I’ve read some speculation online that the Abbie baby supposedly looks more human and less mutant than the other Abbies, which suggests that the Abbies will evolve back into humans. I didn’t notice that myself. If true, I guess this is meant to play into what we’ve learned about the Abbies having a queen leader and some sort of social structure, including a brief glimpse we catch of an Abbie town with a giant hut in the center. They’re not purely feral monsters. They can think and use tools and have feelings. If the show were to get renewed for a third season, I kind of like the idea of the survivors waking up even further in the future to find themselves in the middle of an actual Abbie civilization.

These ideas are potentially interesting. I just wish the series were better at acting on them. The biggest problem with the second season is that the show had basically no likeable or sympathetic characters. Theo, our presumptive hero, was a tremendous wet blanket the entire season. His only saving grace was that he was a moral voice of reason speaking up against Jason’s dictatorship. Nonetheless, in the finale, he follows through with Jason’s plan to leave half the town to die without so much as a warning, and then (from out of the blue) decides to commit genocide on the Abbies, even though he’d objected many times earlier in the season to killing Abbies or experimenting on them like lab rats. In addition to that, he gleefully rubs it in Kerry’s face that she had sex with her own son, for no other reason than to be a dick. I don’t know that I could stand another year of the show with him as the lead.

As for the episode itself, despite having a professional filmmaker (Ti West of ‘The House of the Devil‘ and ‘The Innkeepers‘) at the helm, the finale is slackly paced, confusingly structured, tediously repetitive, and completely forgets about a storyline involving looting and riots in the town. If the final scene with the Abbie baby is supposed to be some sort of zOMG! twist, it’s incredibly limp and doesn’t work at all.

The Fox network hasn’t yet announced whether ‘Wayward Pines’ will be canceled or renewed for another season.
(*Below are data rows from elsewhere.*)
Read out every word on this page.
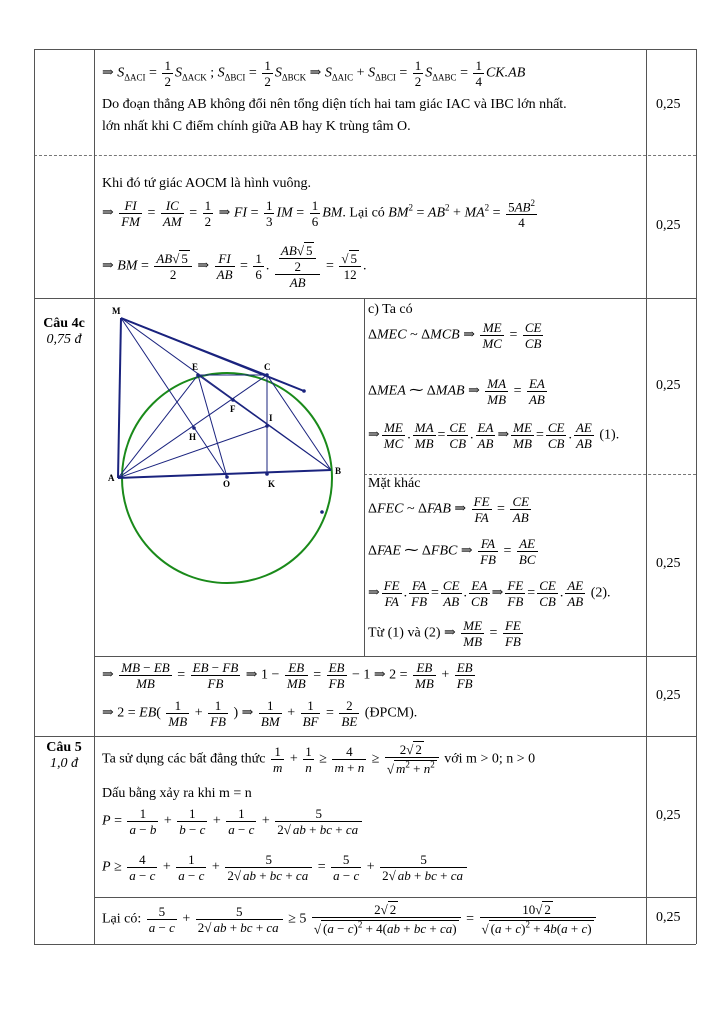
⇒ $S_{\Delta ACI} = \frac{1}{2} S_{\Delta ACK}$ ; $S_{\Delta BCI} = \frac{1}{2} S_{\Delta BCK}$ ⇒ $S_{\Delta AIC} + S_{\Delta BCI} = \frac{1}{2} S_{\Delta ABC} = \frac{1}{4} CK.AB$
Do đoạn thẳng AB không đổi nên tổng diện tích hai tam giác IAC và IBC lớn nhất.
lớn nhất khi C điểm chính giữa AB hay K trùng tâm O.
0,25
Khi đó tứ giác AOCM là hình vuông.
⇒ $\frac{FI}{FM} = \frac{IC}{AM} = \frac{1}{2}$ ⇒ FI = $\frac{1}{3}$ IM = $\frac{1}{6}$ BM. Lại có $BM^2 = AB^2 + MA^2 = \frac{5AB^2}{4}$
⇒ BM = $\frac{AB√ 5}{2}$ ⇒ $\frac{FI}{AB} = \frac{1}{6}$ . $\frac{\frac{AB√ 5}{2}}{AB} = \frac{√ 5}{12}$ .
0,25
Câu 4c
0,75 đ
M
E	C
F
I
H
A
O	K
B
c) Ta có
ΔMEC ~ ΔMCB ⇒ $\frac{ME}{MC} = \frac{CE}{CB}$
ΔMEA ⁓ ΔMAB ⇒ $\frac{MA}{MB} = \frac{EA}{AB}$
⇒ $\frac{ME}{MC}$ . $\frac{MA}{MB} = \frac{CE}{CB}$ . $\frac{EA}{AB}$ ⇒ $\frac{ME}{MB} = \frac{CE}{CB}$ . $\frac{AE}{AB} (1)$.
0,25
Mặt khác
ΔFEC ~ ΔFAB ⇒ $\frac{FE}{FA} = \frac{CE}{AB}$
ΔFAE ⁓ ΔFBC ⇒ $\frac{FA}{FB} = \frac{AE}{BC}$
⇒ $\frac{FE}{FA}$ . $\frac{FA}{FB} = \frac{CE}{AB}$ . $\frac{EA}{CB}$ ⇒ $\frac{FE}{FB} = \frac{CE}{CB}$ . $\frac{AE}{AB} (2)$.
Từ (1) và (2) ⇒ $\frac{ME}{MB} = \frac{FE}{FB}$
0,25
⇒ $\frac{MB - EB}{MB} = \frac{EB - FB}{FB}$ ⇒ $1 - \frac{EB}{MB} = \frac{EB}{FB} - 1$ ⇒ $2 = \frac{EB}{MB} + \frac{EB}{FB}$
⇒ $2 = EB( \frac{1}{MB} + \frac{1}{FB}$ ) ⇒ $\frac{1}{BM} + \frac{1}{BF} = \frac{2}{BE}$ (ĐPCM).
0,25
Câu 5
1,0 đ	Ta sử dụng các bất đẳng thức $\frac{1}{m} + \frac{1}{n} \ge \frac{4}{m + n} \ge \frac{2√ 2}{√ m^2 + n^2}$ với m > 0; n > 0
Dấu bằng xảy ra khi m = n
$P = \frac{1}{a - b} + \frac{1}{b - c} + \frac{1}{a - c} + \frac{5}{2√ ab + bc + ca}$
$P \ge \frac{4}{a - c} + \frac{1}{a - c} + \frac{5}{2√ ab + bc + ca} = \frac{5}{a - c} + \frac{5}{2√ ab + bc + ca}$
0,25
Lại có: $\frac{5}{a - c} + \frac{5}{2√ ab + bc + ca} \ge 5 \frac{2√ 2}{√ (a - c)^2 + 4(ab + bc + ca)} = \frac{10√ 2}{√ (a + c)^2 + 4b(a + c)}$	0,25
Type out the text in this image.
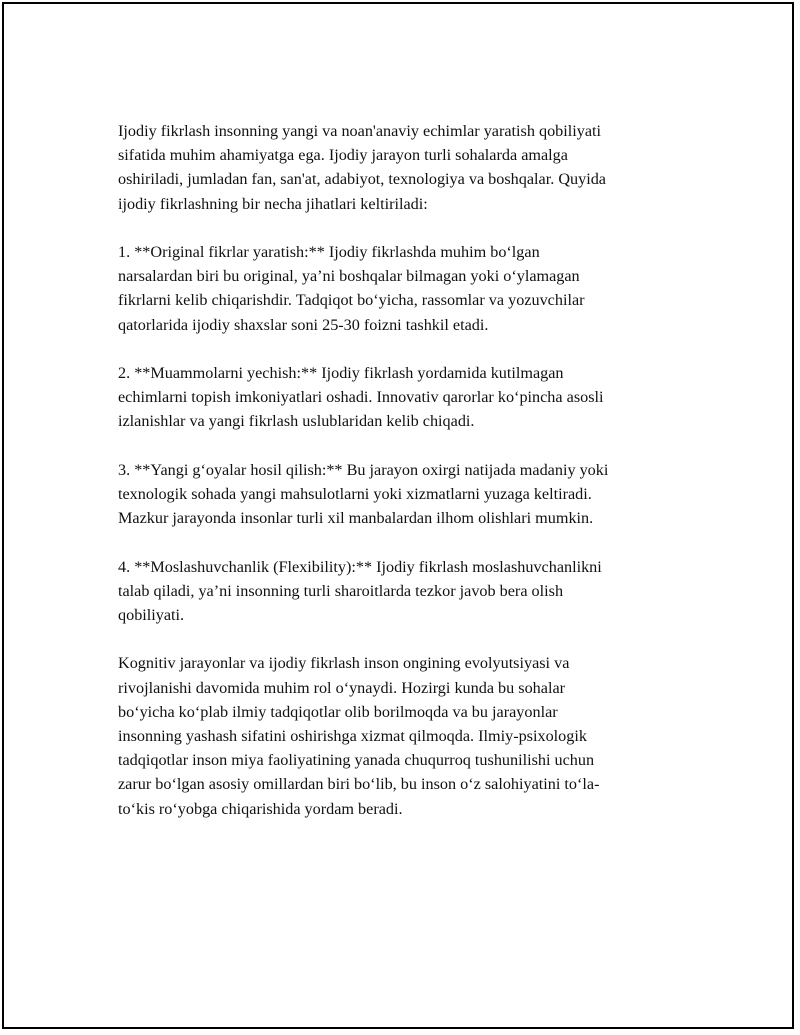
Ijodiy fikrlash insonning yangi va noan'anaviy echimlar yaratish qobiliyati
sifatida muhim ahamiyatga ega. Ijodiy jarayon turli sohalarda amalga
oshiriladi, jumladan fan, san'at, adabiyot, texnologiya va boshqalar. Quyida
ijodiy fikrlashning bir necha jihatlari keltiriladi:

1. **Original fikrlar yaratish:** Ijodiy fikrlashda muhim bo‘lgan
narsalardan biri bu original, ya’ni boshqalar bilmagan yoki o‘ylamagan
fikrlarni kelib chiqarishdir. Tadqiqot bo‘yicha, rassomlar va yozuvchilar
qatorlarida ijodiy shaxslar soni 25-30 foizni tashkil etadi.

2. **Muammolarni yechish:** Ijodiy fikrlash yordamida kutilmagan
echimlarni topish imkoniyatlari oshadi. Innovativ qarorlar ko‘pincha asosli
izlanishlar va yangi fikrlash uslublaridan kelib chiqadi.

3. **Yangi g‘oyalar hosil qilish:** Bu jarayon oxirgi natijada madaniy yoki
texnologik sohada yangi mahsulotlarni yoki xizmatlarni yuzaga keltiradi.
Mazkur jarayonda insonlar turli xil manbalardan ilhom olishlari mumkin.

4. **Moslashuvchanlik (Flexibility):** Ijodiy fikrlash moslashuvchanlikni
talab qiladi, ya’ni insonning turli sharoitlarda tezkor javob bera olish
qobiliyati.

Kognitiv jarayonlar va ijodiy fikrlash inson ongining evolyutsiyasi va
rivojlanishi davomida muhim rol o‘ynaydi. Hozirgi kunda bu sohalar
bo‘yicha ko‘plab ilmiy tadqiqotlar olib borilmoqda va bu jarayonlar
insonning yashash sifatini oshirishga xizmat qilmoqda. Ilmiy-psixologik
tadqiqotlar inson miya faoliyatining yanada chuqurroq tushunilishi uchun
zarur bo‘lgan asosiy omillardan biri bo‘lib, bu inson o‘z salohiyatini to‘la-
to‘kis ro‘yobga chiqarishida yordam beradi.
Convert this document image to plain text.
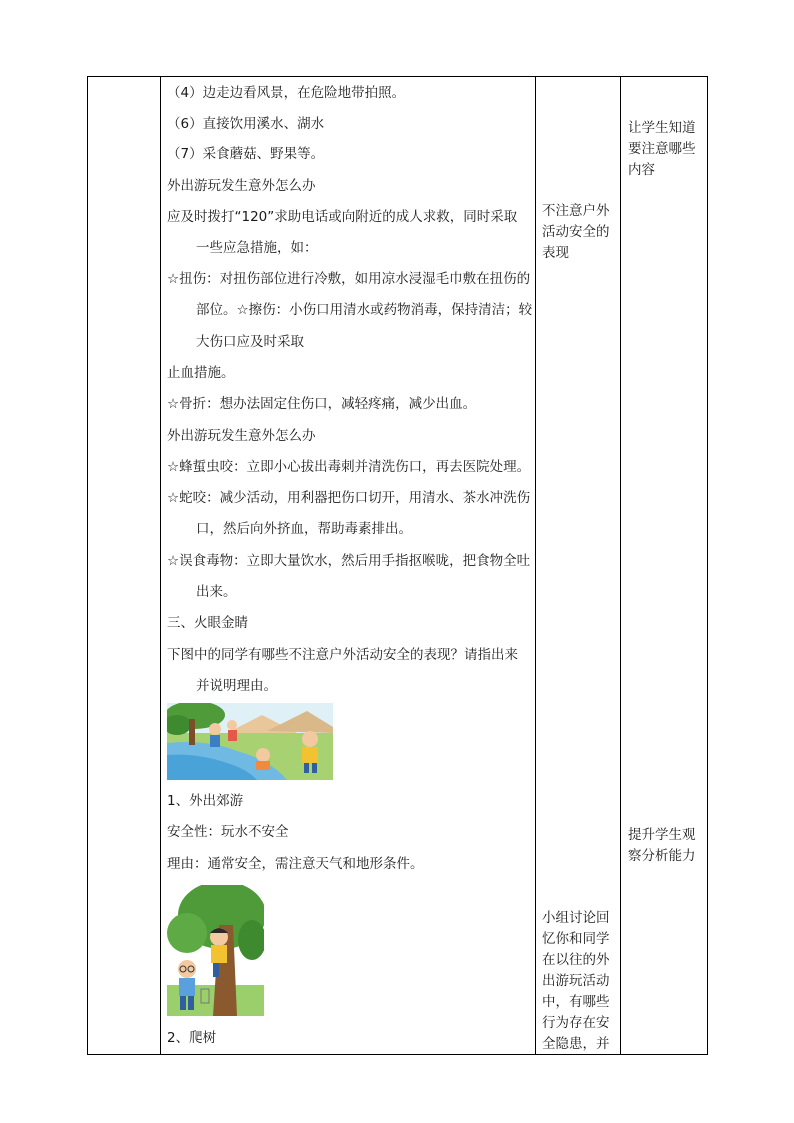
（4）边走边看风景，在危险地带拍照。
（6）直接饮用溪水、湖水
（7）采食蘑菇、野果等。
外出游玩发生意外怎么办
应及时拨打“120”求助电话或向附近的成人求救，同时采取
一些应急措施，如：
☆扭伤：对扭伤部位进行冷敷，如用凉水浸湿毛巾敷在扭伤的
部位。☆擦伤：小伤口用清水或药物消毒，保持清洁；较
大伤口应及时采取
止血措施。
☆骨折：想办法固定住伤口，减轻疼痛，减少出血。
外出游玩发生意外怎么办
☆蜂蜇虫咬：立即小心拔出毒刺并清洗伤口，再去医院处理。
☆蛇咬：减少活动，用利器把伤口切开，用清水、茶水冲洗伤
口，然后向外挤血，帮助毒素排出。
☆误食毒物：立即大量饮水，然后用手指抠喉咙，把食物全吐
出来。
三、火眼金睛
下图中的同学有哪些不注意户外活动安全的表现？请指出来
并说明理由。
1、外出郊游
安全性：玩水不安全
理由：通常安全，需注意天气和地形条件。
2、爬树
不注意户外活动安全的表现
小组讨论回忆你和同学在以往的外出游玩活动中，有哪些行为存在安全隐患，并
让学生知道要注意哪些内容
提升学生观察分析能力
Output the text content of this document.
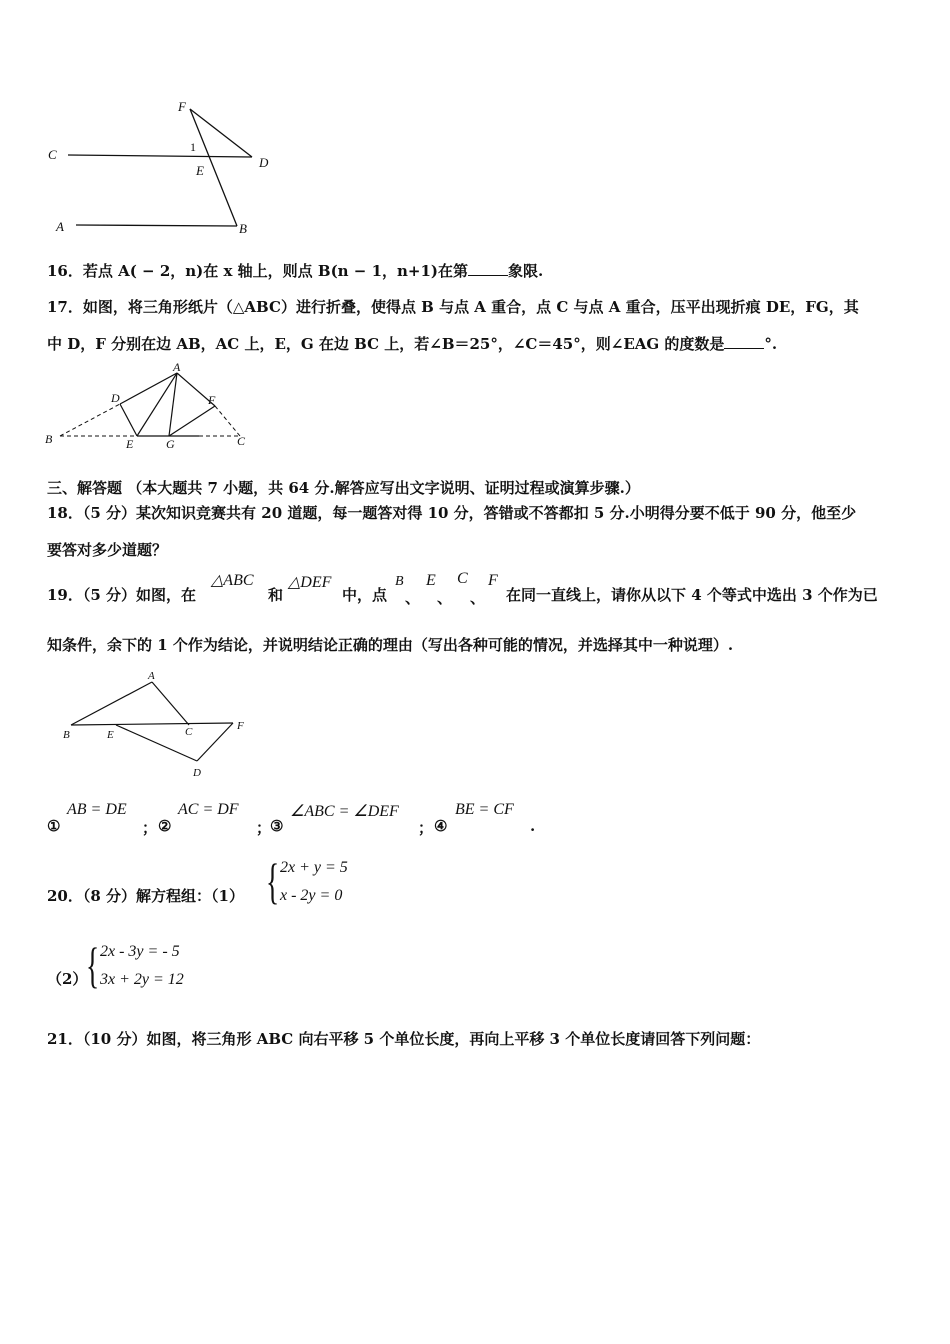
F
C	1
E
D
A	B
16．若点 A( − 2，n)在 x 轴上，则点 B(n − 1，n+1)在第	象限.
17．如图，将三角形纸片（△ABC）进行折叠，使得点 B 与点 A 重合，点 C 与点 A 重合，压平出现折痕 DE，FG，其
中 D，F 分别在边 AB，AC 上，E，G 在边 BC 上，若∠B＝25°，∠C＝45°，则∠EAG 的度数是	°.
A
D	F
B	E	G	C
三、解答题 （本大题共 7 小题，共 64 分.解答应写出文字说明、证明过程或演算步骤.）
18．（5 分）某次知识竞赛共有 20 道题，每一题答对得 10 分，答错或不答都扣 5 分.小明得分要不低于 90 分，他至少
要答对多少道题？
19．（5 分）如图，在
△ABC
和
△DEF
中，点
B
、
E
、
C
、
F
在同一直线上，请你从以下 4 个等式中选出 3 个作为已
知条件，余下的 1 个作为结论，并说明结论正确的理由（写出各种可能的情况，并选择其中一种说理）.
A
B	E	C	F
D
①
AB = DE
； ②
AC = DF
；
③
∠ABC = ∠DEF
； ④
BE = CF
.
20．（8 分）解方程组：（1） { 2x + y = 5
x - 2y = 0
（2）
{ 2x - 3y = - 5
3x + 2y = 12
21．（10 分）如图，将三角形 ABC 向右平移 5 个单位长度，再向上平移 3 个单位长度请回答下列问题：
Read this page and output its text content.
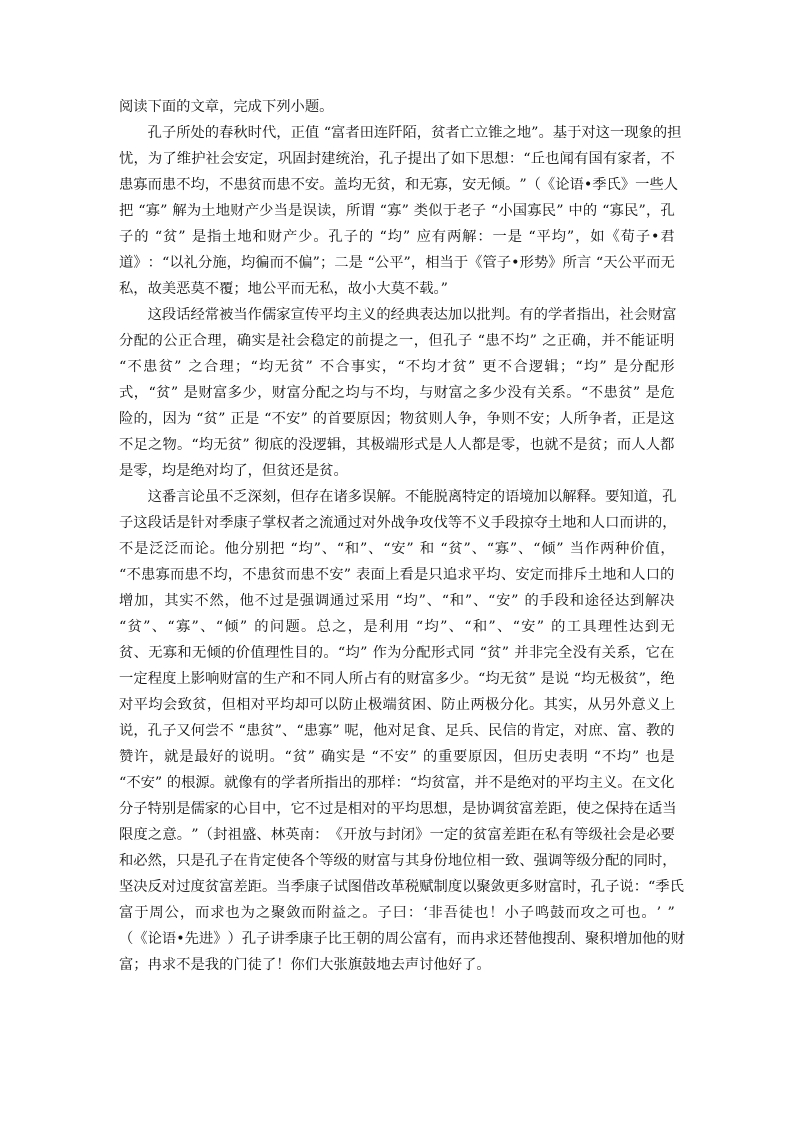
阅读下面的文章，完成下列小题。

孔 子 所 处 的 春 秋 时 代 ， 正 值
“ 富 者 田 连 阡 陌 ， 贫 者 亡 立 锥 之 地 ” 。 基 于 对 这 一 现 象 的 担
忧 ， 为 了 维 护 社 会 安 定 ， 巩 固 封 建 统 治 ， 孔 子 提 出 了 如 下 思 想 ： “ 丘 也 闻 有 国 有 家 者 ， 不
患 寡 而 患 不 均 ， 不 患 贫 而 患 不 安 。 盖 均 无 贫 ， 和 无 寡 ， 安 无 倾 。 ” （ 《 论 语 • 季 氏 》 一 些 人
把
“ 寡 ”
解 为 土 地 财 产 少 当 是 误 读 ， 所 谓
“ 寡 ”
类 似 于 老 子
“ 小 国 寡 民 ”
中 的
“ 寡 民 ” ， 孔
子 的
“ 贫 ”
是 指 土 地 和 财 产 少 。 孔 子 的
“ 均 ”
应 有 两 解 ： 一 是
“ 平 均 ” ， 如 《 荀 子 • 君
道 》 ： “ 以 礼 分 施 ， 均 徧 而 不 偏 ” ； 二 是
“ 公 平 ” ， 相 当 于 《 管 子 • 形 势 》 所 言
“ 天 公 平 而 无
私，故美恶莫不覆；地公平而无私，故小大莫不载。”

这 段 话 经 常 被 当 作 儒 家 宣 传 平 均 主 义 的 经 典 表 达 加 以 批 判 。 有 的 学 者 指 出 ， 社 会 财 富
分 配 的 公 正 合 理 ， 确 实 是 社 会 稳 定 的 前 提 之 一 ， 但 孔 子
“ 患 不 均 ”
之 正 确 ， 并 不 能 证 明
“ 不 患 贫 ”
之 合 理 ； “ 均 无 贫 ”
不 合 事 实 ， “ 不 均 才 贫 ”
更 不 合 逻 辑 ； “ 均 ”
是 分 配 形
式 ， “ 贫 ”
是 财 富 多 少 ， 财 富 分 配 之 均 与 不 均 ， 与 财 富 之 多 少 没 有 关 系 。 “ 不 患 贫 ”
是 危
险 的 ， 因 为
“ 贫 ”
正 是
“ 不 安 ”
的 首 要 原 因 ； 物 贫 则 人 争 ， 争 则 不 安 ； 人 所 争 者 ， 正 是 这
不 足 之 物 。 “ 均 无 贫 ”
彻 底 的 没 逻 辑 ， 其 极 端 形 式 是 人 人 都 是 零 ， 也 就 不 是 贫 ； 而 人 人 都
是零，均是绝对均了，但贫还是贫。

这 番 言 论 虽 不 乏 深 刻 ， 但 存 在 诸 多 误 解 。 不 能 脱 离 特 定 的 语 境 加 以 解 释 。 要 知 道 ， 孔
子 这 段 话 是 针 对 季 康 子 掌 权 者 之 流 通 过 对 外 战 争 攻 伐 等 不 义 手 段 掠 夺 土 地 和 人 口 而 讲 的 ，
不 是 泛 泛 而 论 。 他 分 别 把
“ 均 ” 、 “ 和 ” 、 “ 安 ”
和
“ 贫 ” 、 “ 寡 ” 、 “ 倾 ”
当 作 两 种 价 值 ，
“ 不 患 寡 而 患 不 均 ， 不 患 贫 而 患 不 安 ”
表 面 上 看 是 只 追 求 平 均 、 安 定 而 排 斥 土 地 和 人 口 的
增 加 ， 其 实 不 然 ， 他 不 过 是 强 调 通 过 采 用
“ 均 ” 、 “ 和 ” 、 “ 安 ”
的 手 段 和 途 径 达 到 解 决
“ 贫 ” 、 “ 寡 ” 、 “ 倾 ”
的 问 题 。 总 之 ， 是 利 用
“ 均 ” 、 “ 和 ” 、 “ 安 ”
的 工 具 理 性 达 到 无
贫 、 无 寡 和 无 倾 的 价 值 理 性 目 的 。 “ 均 ”
作 为 分 配 形 式 同
“ 贫 ”
并 非 完 全 没 有 关 系 ， 它 在
一 定 程 度 上 影 响 财 富 的 生 产 和 不 同 人 所 占 有 的 财 富 多 少 。 “ 均 无 贫 ”
是 说
“ 均 无 极 贫 ” ， 绝
对 平 均 会 致 贫 ， 但 相 对 平 均 却 可 以 防 止 极 端 贫 困 、 防 止 两 极 分 化 。 其 实 ， 从 另 外 意 义 上
说 ， 孔 子 又 何 尝 不
“ 患 贫 ” 、 “ 患 寡 ”
呢 ， 他 对 足 食 、 足 兵 、 民 信 的 肯 定 ， 对 庶 、 富 、 教 的
赞 许 ， 就 是 最 好 的 说 明 。 “ 贫 ”
确 实 是
“ 不 安 ”
的 重 要 原 因 ， 但 历 史 表 明
“ 不 均 ”
也 是
“ 不 安 ”
的 根 源 。 就 像 有 的 学 者 所 指 出 的 那 样 ： “ 均 贫 富 ， 并 不 是 绝 对 的 平 均 主 义 。 在 文 化
分 子 特 别 是 儒 家 的 心 目 中 ， 它 不 过 是 相 对 的 平 均 思 想 ， 是 协 调 贫 富 差 距 ， 使 之 保 持 在 适 当
限 度 之 意 。 ” （ 封 祖 盛 、 林 英 南 ： 《 开 放 与 封 闭 》 一 定 的 贫 富 差 距 在 私 有 等 级 社 会 是 必 要
和 必 然 ， 只 是 孔 子 在 肯 定 使 各 个 等 级 的 财 富 与 其 身 份 地 位 相 一 致 、 强 调 等 级 分 配 的 同 时 ，
坚 决 反 对 过 度 贫 富 差 距 。 当 季 康 子 试 图 借 改 革 税 赋 制 度 以 聚 敛 更 多 财 富 时 ， 孔 子 说 ： “ 季 氏
富 于 周 公 ， 而 求 也 为 之 聚 敛 而 附 益 之 。 子 曰 ： ‘ 非 吾 徒 也 ！ 小 子 鸣 鼓 而 攻 之 可 也 。 ’
”
（ 《 论 语 • 先 进 》 ） 孔 子 讲 季 康 子 比 王 朝 的 周 公 富 有 ， 而 冉 求 还 替 他 搜 刮 、 聚 积 增 加 他 的 财
富；冉求不是我的门徒了！你们大张旗鼓地去声讨他好了。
I think it should stop here. The show just isn’t good enough to drag on for a third year. Frankly, it wasn’t good enough for a second.

3 comments

  1. Theo was pretty lame. There was no need to just abandon the second group. Simply have them enter the damaged pods, rigged to kill them painlessly.

    But that issue exposed another; how could all the trappings of 20th-century life still work when they didn’t have the expertise to maintain it – or the materials to replace it?

    • Josh Zyber
      Author

      This was a major problem I had with the premise of the show. If Pilcher carefully chose people to bring to his new society based on their skills and usefulness, why did he then assign so many of them to menial tasks like making toys or selling candy? What’s the point of bringing Rebecca, the chief architect of the town, to the future only to have her cut hair?